Moyo told the National Assembly last week that she was not a tribalist hence she would not support calls for the people of Bulawayo to get preference in employment, training or education in the province’s institutions.
She was responding to questions posed by MDC-T MPs Ruth Labode and Dorcas Sibanda who had asked her to respond to concerns that Bulawayo residents were often overlooked for jobs and places at institutions of higher learning.
Khanyile Mlotshwa, a post-graduate media studies student at Rhodes University in South Africa said Moyo simply admitted that she was not a leader.
“It is not clear if at all Moyo understood the questions from the MPs. It is also not clear what she meant when she said she is not a tribalist,” he said.
“The questions by the MPs were around leadership, what she is doing as the political head of Bulawayo province to take care of Bulawayo citizens.

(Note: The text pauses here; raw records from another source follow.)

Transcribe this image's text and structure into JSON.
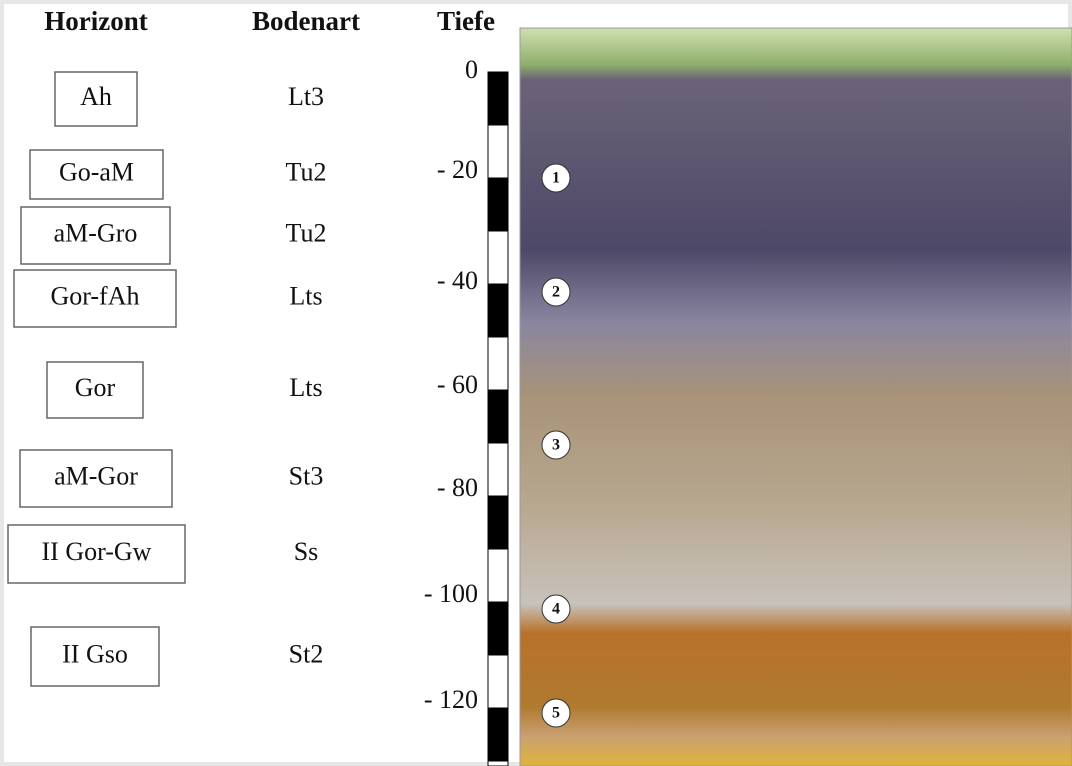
{
  "header": {
    "horizon": "Horizont",
    "soil": "Bodenart",
    "depth": "Tiefe"
  },
  "rows": [
    {
      "horizon": "Ah",
      "soil": "Lt3"
    },
    {
      "horizon": "Go-aM",
      "soil": "Tu2"
    },
    {
      "horizon": "aM-Gro",
      "soil": "Tu2"
    },
    {
      "horizon": "Gor-fAh",
      "soil": "Lts"
    },
    {
      "horizon": "Gor",
      "soil": "Lts"
    },
    {
      "horizon": "aM-Gor",
      "soil": "St3"
    },
    {
      "horizon": "II Gor-Gw",
      "soil": "Ss"
    },
    {
      "horizon": "II Gso",
      "soil": "St2"
    }
  ],
  "depth_labels": [
    "0",
    "- 20",
    "- 40",
    "- 60",
    "- 80",
    "- 100",
    "- 120"
  ],
  "markers": [
    "1",
    "2",
    "3",
    "4",
    "5"
  ]
}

“It is clear that the questions were on her leadership efforts. In that context then, her response that she is not a tribalist is simply an admission that she is not a leader.
“Issues of courage do not arise in this context; she is simply not a leader.”
Mlotshwa added that the claim that she was not a tribalist, when no one had accused her of tribalism, was just an excuse for her dereliction of duty.
“In her role as a presidential appointee, the only thing she is prepared to do is to withdraw her salary from the bank only,” he said.
Earlier this month, a Bulawayo magistrate convicted leaders of a local pressure group, Mthwakazi Resolution, for staging an illegal protest after they demonstrated against alleged plans by Zesa to hire 300 general labourers from outside the city last year.